J'ai été abasourdie par la beauté du lieu, mais également en colère que cette beauté soit utilisée de manière à distraire des horreurs de l’esclavage

Née à Houston en 1974, Attica Locke vit désormais à Los Angeles. Elle est scénariste pour le cinéma et la télévision. Après Marée noire, Dernière récolte est son deuxième roman à paraître à la Série Noire.

La scène d’ouverture est une réussite et rend bien le scandaleusement beau de Belle la vie. Quelles ont été vos sources d’inspiration pour créer ce lieu ?

En 2004, je me suis rendue à un mariage au cœur de la plantation d’Oak Valley dans la ville de Vacherie, en Louisiane. Je n’étais jamais allée dans ce genre d’endroit auparavant, et j’ai été abasourdie par la beauté du lieu, mais également en colère que cette beauté soit utilisée de manière à distraire des horreurs de l’esclavage. J’ai trouvé cela indécent d’organiser une fête, surtout un mariage, sur le sol d’une plantation.

Dernière Récolte est-ce l’envers du décor d’Autant en emporte le vent ?

Je ne pense pas. Dernière Récolte est vraiment censé traiter de notre interprétation contemporaine de l’histoire et du passé.

Vous remerciez Dennis Lehane à la fin de votre ouvrage. Le roman noir est-il le genre approprié pour revisiter l’histoire ?

Je pense que la focalisation du roman noir sur les aspects les plus sombres de la nature humaine en fait un choix intéressant à travers lequel on peut scruter l’histoire, constituée en grande partie d’abjects personnages et de mauvaises actions.

Dernière récolte est un roman policier dans lequel la police ne joue pas un rôle à la hauteur de ce qu’on attendrait d’elle. Plaider coupable – dans une affaire dans laquelle on a rien à se reprocher – parce que l’on est noir, que l’on a déjà un casier judiciaire, et que l’on nous promet une peine allégée, est-ce encore courant en Louisiane ?

Je pense que cela se vérifie à de nombreux endroits aux États-Unis, pas seulement en Louisiane.
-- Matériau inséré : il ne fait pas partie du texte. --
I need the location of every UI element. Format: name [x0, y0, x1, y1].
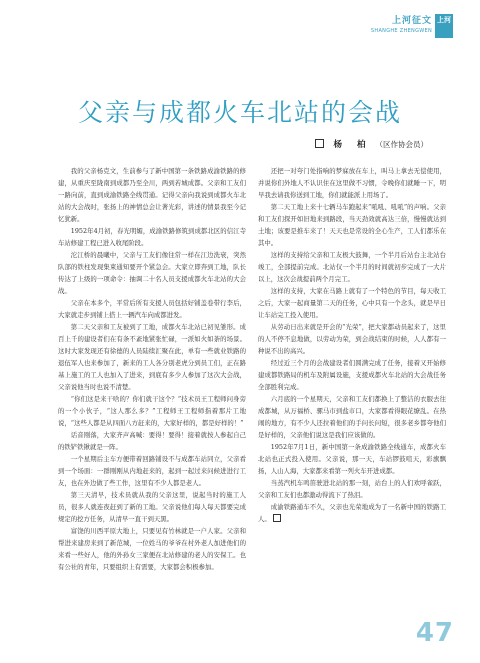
article-paragraph: 第三天清早，技术员就从我的父亲这里，说起当时的施工人员，很多人就连夜赶到了新的工地。父亲说他们每人每天都要完成规定的挖方任务，从清早一直干到天黑。: [58, 491, 246, 523]
article-paragraph: 经过近三个月的会战建设者们圆满完成了任务，接着又开始修建成都铁路局的机车及附属设施，支援成都火车北站的大会战任务全部胜利完成。: [258, 359, 446, 391]
article-paragraph: 我的父亲杨克文，生前参与了新中国第一条铁路成渝铁路的修建，从重庆至陇南到成都乃至全川，两到若城成都。父亲和工友们一路向前，直到成渝铁路全线贯通。记得父亲向我说到成都火车北站的大会战时，张扬上的神情总会让著光彩，讲述的情景我至今记忆犹新。: [58, 167, 246, 223]
article-paragraph: 父亲在本多个，平常后所有支援人员包括好铺盖卷带行李后，大家就走步到铺上搭上一辆汽车向成都进发。: [58, 299, 246, 319]
article-paragraph: 还把一对夸门处指响的梦寐放在车上，叫马上拿去无偿使用，并说你们外地人不认识住在这里做不习惯，令晚你们就睡一下，明早我去请我你送到工地，你们就能派上用场了。: [258, 167, 446, 199]
article-paragraph: 当蒸汽机车鸣笛驶进北站的那一刻，站台上的人们欢呼雀跃，父亲和工友们也都激动得流下了热泪。: [258, 479, 446, 499]
column-logo-mark: 上河: [437, 16, 451, 24]
article-column-left: [58, 165, 246, 615]
article-paragraph: 1952年7月1日，新中国第一条成渝铁路全线通车，成都火车北站也正式投入使用。父亲说，那一天，车站锣鼓喧天，彩旗飘扬，人山人海，大家都来看第一列火车开进成都。: [258, 443, 446, 475]
column-name: 上河征文: [391, 16, 432, 26]
article-paragraph: 第二天工地上来十七辆马车跑起来“吼吼、吼吼”的声响。父亲和工友们探开如旧地来到路段，当天劲效就高达三倍，慢慢就达到土地；该要是推车来了！天天也是常设的全心生产，工人们都乐在其中。: [258, 203, 446, 247]
column-logo-icon: [435, 14, 453, 38]
article-paragraph: 沱江桥的晨曦中，父亲与工友们像往常一样在江边洗衰，突然队部的铁柱发现集束通知要开个紧急会。大家立即奔到工地，队长传达了上级的一项命令：抽调二十名人员支援成都火车北站的大会战。: [58, 251, 246, 295]
end-mark-icon: [273, 514, 281, 522]
byline-box-icon: [315, 139, 324, 148]
author-organization: （区作协会员）: [375, 140, 428, 149]
article-paragraph: 成渝铁路通车不久，父亲也光荣地成为了一名新中国的铁路工人。: [258, 503, 446, 523]
article-paragraph: 从劳动日出来就是开会的“光荣”，把大家都动员起来了，这里的人不停不息地做，以劳动为荣，到会战结束的时候，人人都有一种说不出的高兴。: [258, 323, 446, 355]
article-column-right: [258, 165, 446, 615]
column-header: [371, 17, 432, 34]
article-paragraph: 这样的支持，大家在马路上就有了一个特色的节目，每天收工之后，大家一起商量第二天的任务，心中只有一个念头，就是早日让车站完工投入使用。: [258, 287, 446, 319]
article-paragraph: 这样的支持给父亲和工友极大鼓舞，一个半月后站台主北站台竣工，全部提前完成。北站仅一个半月的时间就初步完成了一大片以上，这次会战提前两个月完工。: [258, 251, 446, 283]
byline: [315, 138, 428, 150]
article-paragraph: 第二天父亲和工友被到了工地，成都火车北站已初见雏形。成百上千的建设者们在有条不紊地紧张忙碌，一派如火如荼的场景。这时大家发现还有徐德的人员陆续汇聚在此，单有一些就业铁路的退伍军人也来参加了，新来的工人各分别老虎分到员工们，正在路基上施工的工人也加入了进来，到底有多少人参加了这次大会战，父亲说他当时也说不清楚。: [58, 323, 246, 391]
article-title: 父亲与成都火车北站的会战: [77, 98, 402, 127]
column-name-pinyin: SHANGHE ZHENGWEN: [370, 28, 432, 34]
article-paragraph: 富饶的川西平原大地上，只要见有竹林就是一户人家。父亲和帮进来建房来到了新范城，一位姓马的爷爷在村外老人加进他们的来看一些好人，他的外孙女三家便在北站修建的老人的安保工。也有公社的青年，只要组织上有需要，大家都会积极参加。: [58, 527, 246, 571]
article-paragraph: 1952年4月初，春光明媚，成渝铁路修筑到成都北区的信江寺车站修建工程已进入收尾阶段。: [58, 227, 246, 247]
article-paragraph: 话音刚落，大家齐声高喊：要得！要得！接着就按人参起自己的铁铲铁锹就是一阵。: [58, 431, 246, 451]
author-name: 杨 柏: [333, 140, 372, 150]
article-paragraph: 六月底的一个星期天，父亲和工友们都换上了整洁的衣服去往成都城，从万福桥、骡马市到盐市口，大家都看得眼花缭乱。在热闹的地方，有不少人还拉着他们的手问长问短，很多老乡都夸他们是好样的，父亲他们说这是我们应该做的。: [258, 395, 446, 439]
article-paragraph: “你们这是来干啥的？你们就干这个？”技术员王工程师问身旁的一个小伙子，“这人那么多？”工程师王工程师指着那片工地说，“这些人都是从四面八方赶来的，大家好样的，都是好样的！”: [58, 395, 246, 427]
page-number: 47: [415, 618, 454, 648]
article-paragraph: 一个星期后主车方便带着回路铺设不与成都车站同立，父亲看到一个场面：一群刚刚从内地赶来的，起到一起过来问候进进行工友，也在外边做了些工作，这里有不少人都是老人。: [58, 455, 246, 487]
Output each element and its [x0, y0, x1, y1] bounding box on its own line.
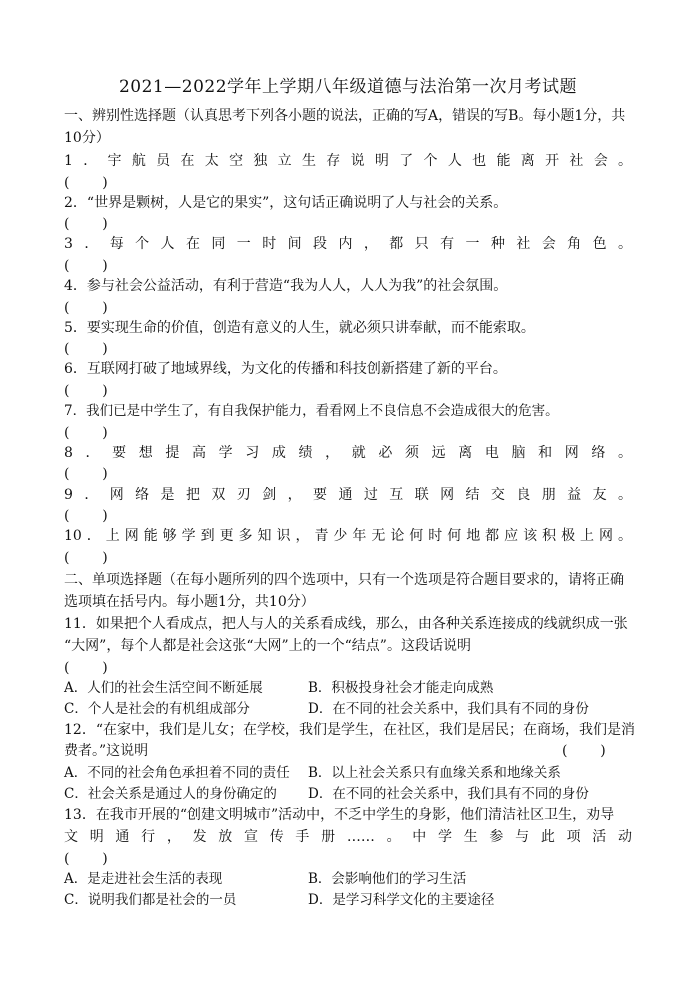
q12-option-a: A．不同的社会角色承担着不同的责任 [64, 765, 290, 781]
q11-option-a: A．人们的社会生活空间不断延展 [64, 680, 263, 696]
q11-option-c: C．个人是社会的有机组成部分 [64, 701, 250, 717]
question-6: 6．互联网打破了地域界线，为文化的传播和科技创新搭建了新的平台。 [64, 361, 507, 377]
answer-blank-3[interactable]: ( ) [64, 258, 111, 274]
exam-title: 2021—2022学年上学期八年级道德与法治第一次月考试题 [118, 77, 578, 97]
question-12: 12．“在家中，我们是儿女；在学校，我们是学生，在社区，我们是居民；在商场，我们是消 [64, 722, 635, 738]
question-12-cont: 费者。”这说明 [64, 743, 149, 759]
answer-blank-13[interactable]: ( ) [64, 851, 111, 867]
q13-option-b: B．会影响他们的学习生活 [308, 871, 467, 887]
q13-option-c: C．说明我们都是社会的一员 [64, 892, 237, 908]
question-1: 1．宇航员在太空独立生存说明了个人也能离开社会。 [64, 153, 632, 169]
question-9: 9．网络是把双刃剑，要通过互联网结交良朋益友。 [64, 487, 632, 503]
answer-blank-12[interactable]: ( ) [562, 743, 609, 759]
q11-option-b: B．积极投身社会才能走向成熟 [308, 680, 494, 696]
answer-blank-8[interactable]: ( ) [64, 466, 111, 482]
answer-blank-10[interactable]: ( ) [64, 550, 111, 566]
question-7: 7．我们已是中学生了，有自我保护能力，看看网上不良信息不会造成很大的危害。 [64, 403, 559, 419]
answer-blank-4[interactable]: ( ) [64, 300, 111, 316]
q13-option-a: A．是走进社会生活的表现 [64, 871, 223, 887]
answer-blank-6[interactable]: ( ) [64, 383, 111, 399]
section1-heading: 一、辨别性选择题（认真思考下列各小题的说法，正确的写A，错误的写B。每小题1分，共 [64, 108, 626, 124]
answer-blank-7[interactable]: ( ) [64, 425, 111, 441]
question-4: 4．参与社会公益活动，有利于营造“我为人人，人人为我”的社会氛围。 [64, 278, 508, 294]
section2-heading: 二、单项选择题（在每小题所列的四个选项中，只有一个选项是符合题目要求的，请将正确 [64, 572, 624, 588]
question-13-cont: 文明通行，发放宣传手册……。中学生参与此项活动 [64, 829, 632, 845]
question-11: 11．如果把个人看成点，把人与人的关系看成线，那么，由各种关系连接成的线就织成一张 [64, 616, 628, 632]
answer-blank-5[interactable]: ( ) [64, 341, 111, 357]
section1-heading-cont: 10分） [64, 130, 110, 146]
question-2: 2．“世界是颗树，人是它的果实”，这句话正确说明了人与社会的关系。 [64, 195, 508, 211]
question-5: 5．要实现生命的价值，创造有意义的人生，就必须只讲奉献，而不能索取。 [64, 320, 535, 336]
q12-option-c: C．社会关系是通过人的身份确定的 [64, 786, 277, 802]
q12-option-b: B．以上社会关系只有血缘关系和地缘关系 [308, 765, 561, 781]
answer-blank-9[interactable]: ( ) [64, 508, 111, 524]
q11-option-d: D．在不同的社会关系中，我们具有不同的身份 [308, 701, 589, 717]
question-11-cont: “大网”，每个人都是社会这张“大网”上的一个“结点”。这段话说明 [64, 638, 471, 654]
question-3: 3．每个人在同一时间段内，都只有一种社会角色。 [64, 236, 632, 252]
q13-option-d: D．是学习科学文化的主要途径 [308, 892, 495, 908]
answer-blank-2[interactable]: ( ) [64, 216, 111, 232]
question-8: 8．要想提高学习成绩，就必须远离电脑和网络。 [64, 445, 632, 461]
q12-option-d: D．在不同的社会关系中，我们具有不同的身份 [308, 786, 589, 802]
section2-heading-cont: 选项填在括号内。每小题1分，共10分） [64, 594, 315, 610]
question-10: 10．上网能够学到更多知识，青少年无论何时何地都应该积极上网。 [64, 528, 632, 544]
question-13: 13．在我市开展的“创建文明城市”活动中，不乏中学生的身影，他们清洁社区卫生，劝导 [64, 807, 615, 823]
answer-blank-11[interactable]: ( ) [64, 660, 111, 676]
answer-blank-1[interactable]: ( ) [64, 175, 111, 191]
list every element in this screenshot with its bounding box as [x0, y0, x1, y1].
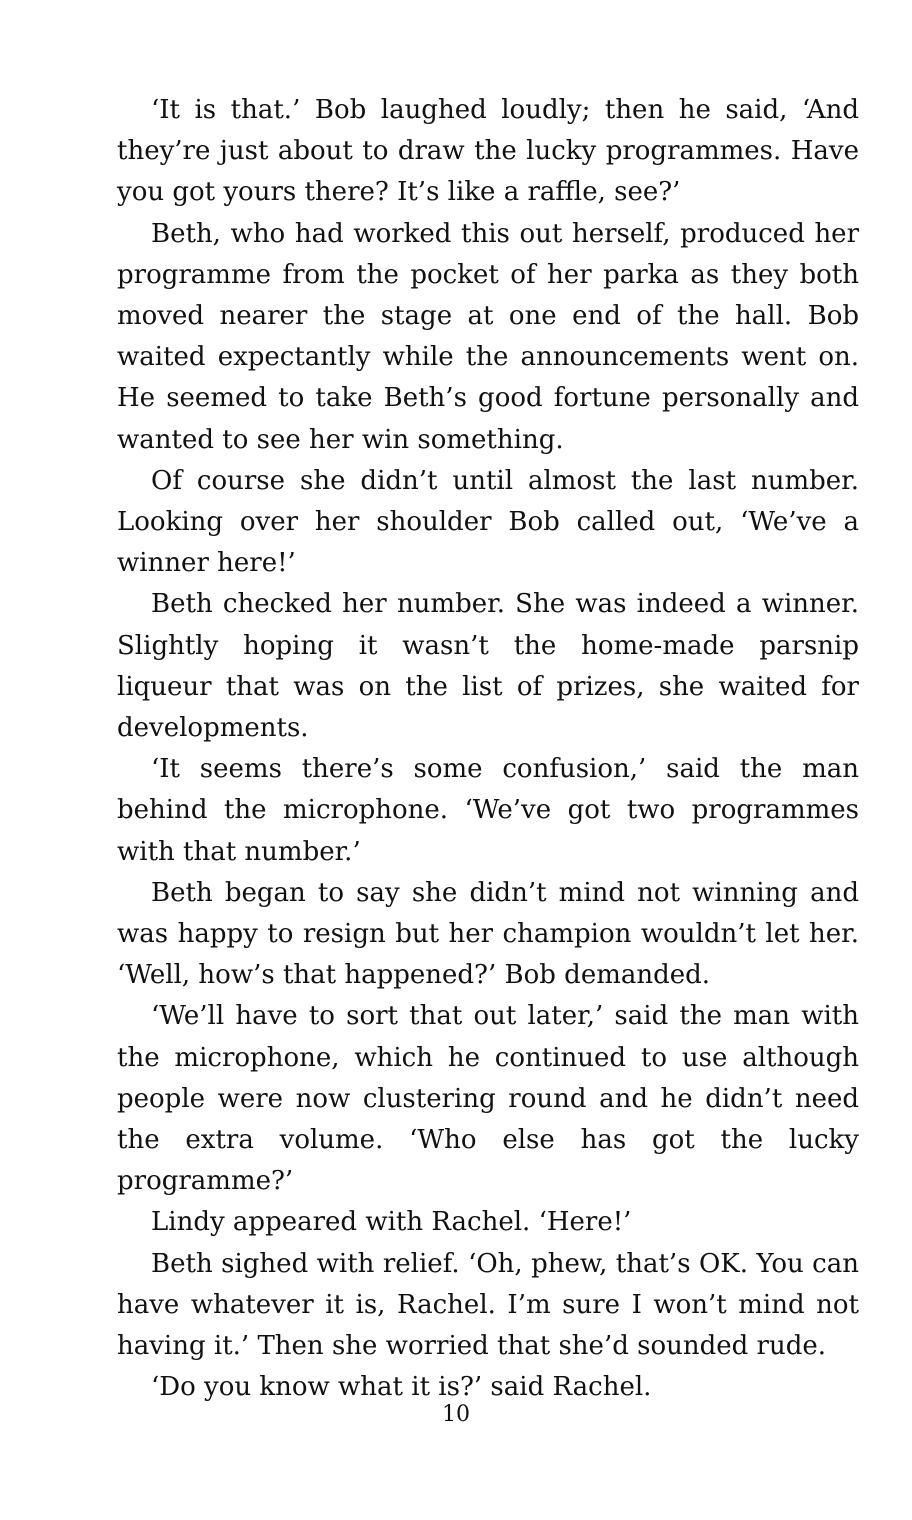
paragraph: ‘We’ll have to sort that out later,’ said the man with the microphone, which he continued to use although people were now clustering round and he didn’t need the extra volume. ‘Who else has got the lucky programme?’	[117, 1001, 859, 1197]
paragraph: ‘Do you know what it is?’ said Rachel.	[151, 1372, 652, 1403]
page-number: 10	[442, 1402, 470, 1427]
paragraph: Beth, who had worked this out herself, produced her programme from the pocket of her parka as they both moved nearer the stage at one end of the hall. Bob waited expectantly while the announcements went on. He seemed to take Beth’s good fortune personally and wanted to see her win something.	[117, 218, 859, 455]
paragraph: Beth began to say she didn’t mind not winning and was happy to resign but her champion wouldn’t let her. ‘Well, how’s that happened?’ Bob demanded.	[117, 877, 859, 991]
paragraph: Of course she didn’t until almost the last number. Looking over her shoulder Bob called out, ‘We’ve a winner here!’	[117, 465, 859, 579]
paragraph: ‘It is that.’ Bob laughed loudly; then he said, ‘And they’re just about to draw the lucky programmes. Have you got yours there? It’s like a raffle, see?’	[117, 95, 859, 208]
paragraph: Beth checked her number. She was indeed a winner. Slightly hoping it wasn’t the home-made parsnip liqueur that was on the list of prizes, she waited for developments.	[117, 589, 859, 744]
body-text	[117, 90, 859, 1409]
paragraph: Lindy appeared with Rachel. ‘Here!’	[151, 1207, 632, 1238]
paragraph: ‘It seems there’s some confusion,’ said the man behind the microphone. ‘We’ve got two programmes with that number.’	[117, 754, 859, 867]
paragraph: Beth sighed with relief. ‘Oh, phew, that’s OK. You can have whatever it is, Rachel. I’m sure I won’t mind not having it.’ Then she worried that she’d sounded rude.	[117, 1248, 859, 1362]
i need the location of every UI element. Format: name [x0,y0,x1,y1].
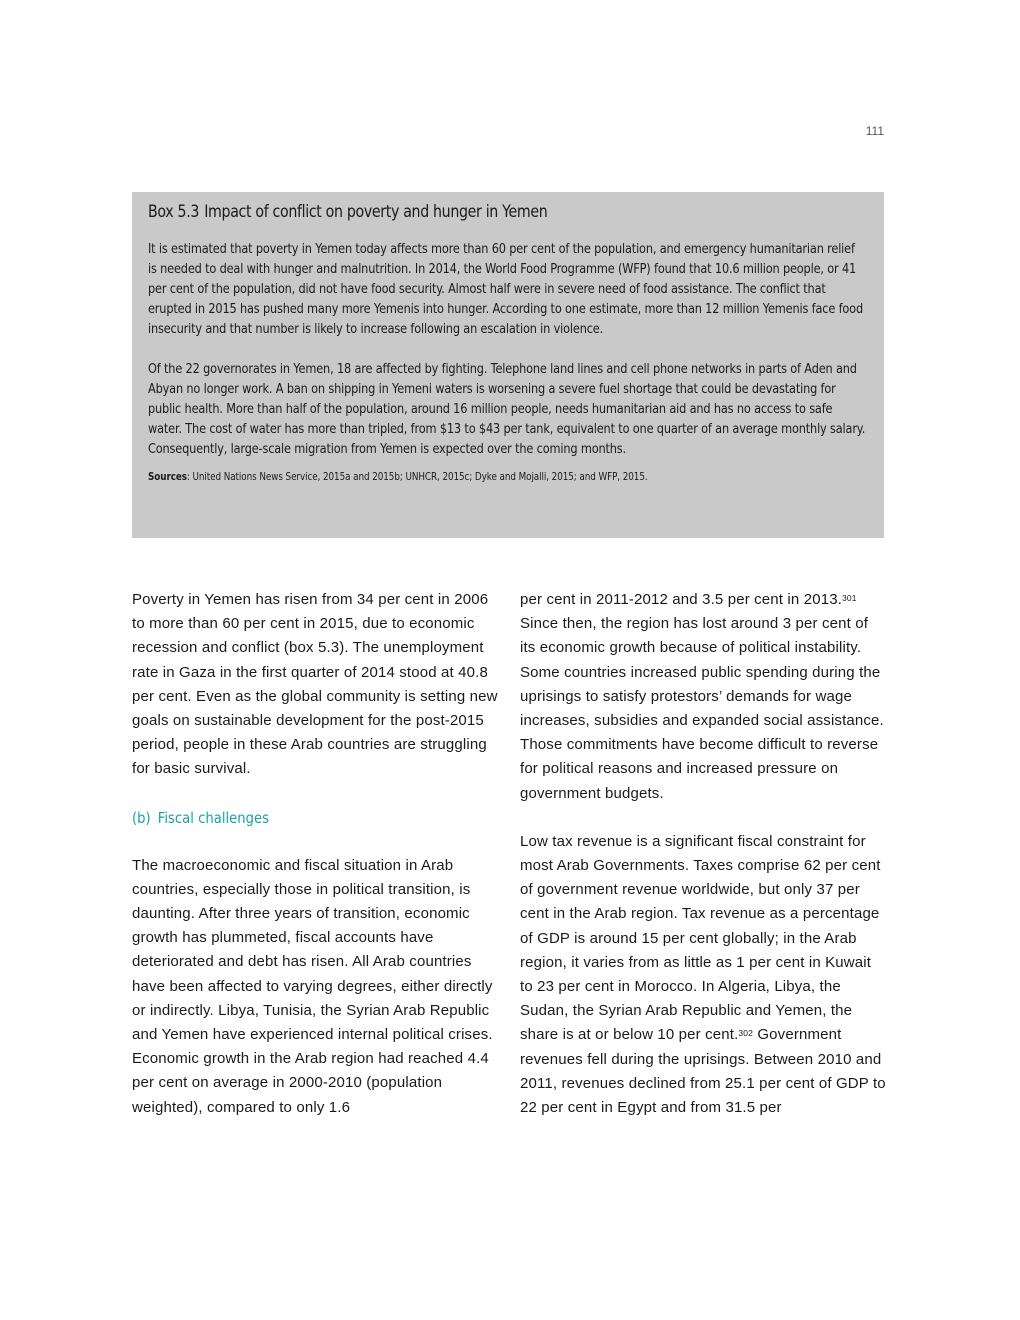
sources-label: Sources [148,471,187,483]
section-label: (b) [132,808,151,827]
paragraph-text: Since then, the region has lost around 3 per cent of its economic growth because of political instability. Some countries increased public spending during the uprisings to satisfy protestors’ demands for wage increases, subsidies and expanded social assistance. Those commitments have become difficult to reverse for political reasons and increased pressure on government budgets. [520,615,884,802]
page-number: 111 [865,124,884,138]
box-title [148,202,767,221]
box-paragraph: Of the 22 governorates in Yemen, 18 are affected by fighting. Telephone land lines and cell phone networks in parts of Aden and Abyan no longer work. A ban on shipping in Yemeni waters is worsening a severe fuel shortage that could be devastating for public health. More than half of the population, around 16 million people, needs humanitarian aid and has no access to safe water. The cost of water has more than tripled, from $13 to $43 per tank, equivalent to one quarter of an average monthly salary. Consequently, large-scale migration from Yemen is expected over the coming months. [148,361,866,457]
section-title: Fiscal challenges [157,808,270,827]
body-paragraph: The macroeconomic and fiscal situation in Arab countries, especially those in political transition, is daunting. After three years of transition, economic growth has plummeted, fiscal accounts have deteriorated and debt has risen. All Arab countries have been affected to varying degrees, either directly or indirectly. Libya, Tunisia, the Syrian Arab Republic and Yemen have experienced internal political crises. Economic growth in the Arab region had reached 4.4 per cent on average in 2000-2010 (population weighted), compared to only 1.6 [132,856,493,1116]
box-label: Box 5.3 [148,202,200,221]
sources-text: : United Nations News Service, 2015a and 2015b; UNHCR, 2015c; Dyke and Mojalli, 2015; and WFP, 2015. [186,471,648,483]
box-paragraph: It is estimated that poverty in Yemen today affects more than 60 per cent of the population, and emergency humanitarian relief is needed to deal with hunger and malnutrition. In 2014, the World Food Programme (WFP) found that 10.6 million people, or 41 per cent of the population, did not have food security. Almost half were in severe need of food assistance. The conflict that erupted in 2015 has pushed many more Yemenis into hunger. According to one estimate, more than 12 million Yemenis face food insecurity and that number is likely to increase following an escalation in violence. [148,241,863,337]
footnote-ref[interactable]: 301 [842,593,857,603]
left-column [132,588,504,1120]
paragraph-text: Government revenues fell during the uprisings. Between 2010 and 2011, revenues declined from 25.1 per cent of GDP to 22 per cent in Egypt and from 31.5 per [520,1026,886,1117]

Mon mari est avocat commis d’office à Los Angeles, et dans certains cas, il lui arrive de conseiller à son client d’accepter une réduction de peine (dans un plaidoyer de marchandage) plutôt que de risquer de perdre au tribunal. Il est très facile d’être condamné à tort, avec ou sans casier judiciaire, que l’on soit noir ou blanc. Ça arrive presque tous les jours. Le désir de justice obscurcit souvent tous les aspects d’une affaire criminelle (de l’arrestation au procès) et les policiers, les procureurs et les jurés n’ont pas toujours la bonne personne.

Il y a deux enquêtes dans ce roman : une dans le passé et une actuelle qui vont se rejoindre à la fin et donner tout son sens à ce roman. La construction du roman a-t-elle été difficile à mettre en place ?

Je n’ai pas trouvé la structure difficile à écrire. La partie la plus dure du processus a été d’accepter le fait que certaines des idées que j’avais pour la narration ne fonctionnaient pas. Dans mes premiers brouillons, je racontais l’histoire de Jason, l’ancêtre de Caren, par des retours en arrière, mais ça ralentissait l’histoire. Cela apportait un certain nombre de révélations sur l’histoire de la famille de Caren, mais cela nous éloignait d’elle, le personnage principal.

Pourriez-vous en quelques mots décrire la psychologie de Caren Gray ?

Au début du roman, Caren est « coincée », c’est quelqu’un qui, dans cette plantation, se cache de la vie, en sécurité avec sa fille, à l’abri du monde, comme derrière la vitre d’un musée. En grandissant, elle a toujours voulu s’échapper de la plantation et pourtant, lorsqu’elle apparaît pour la première fois dans le roman, il semble qu’elle s’est juste résignée au fait que c’est là qu’a toujours été sa place. De ce fait, je voulais que l’état psychologique de Caren soit la caractérisation de mon sentiment sur les Américains, encore souvent « coincés » dans une mentalité de plantation par rapport à la couleur de peau.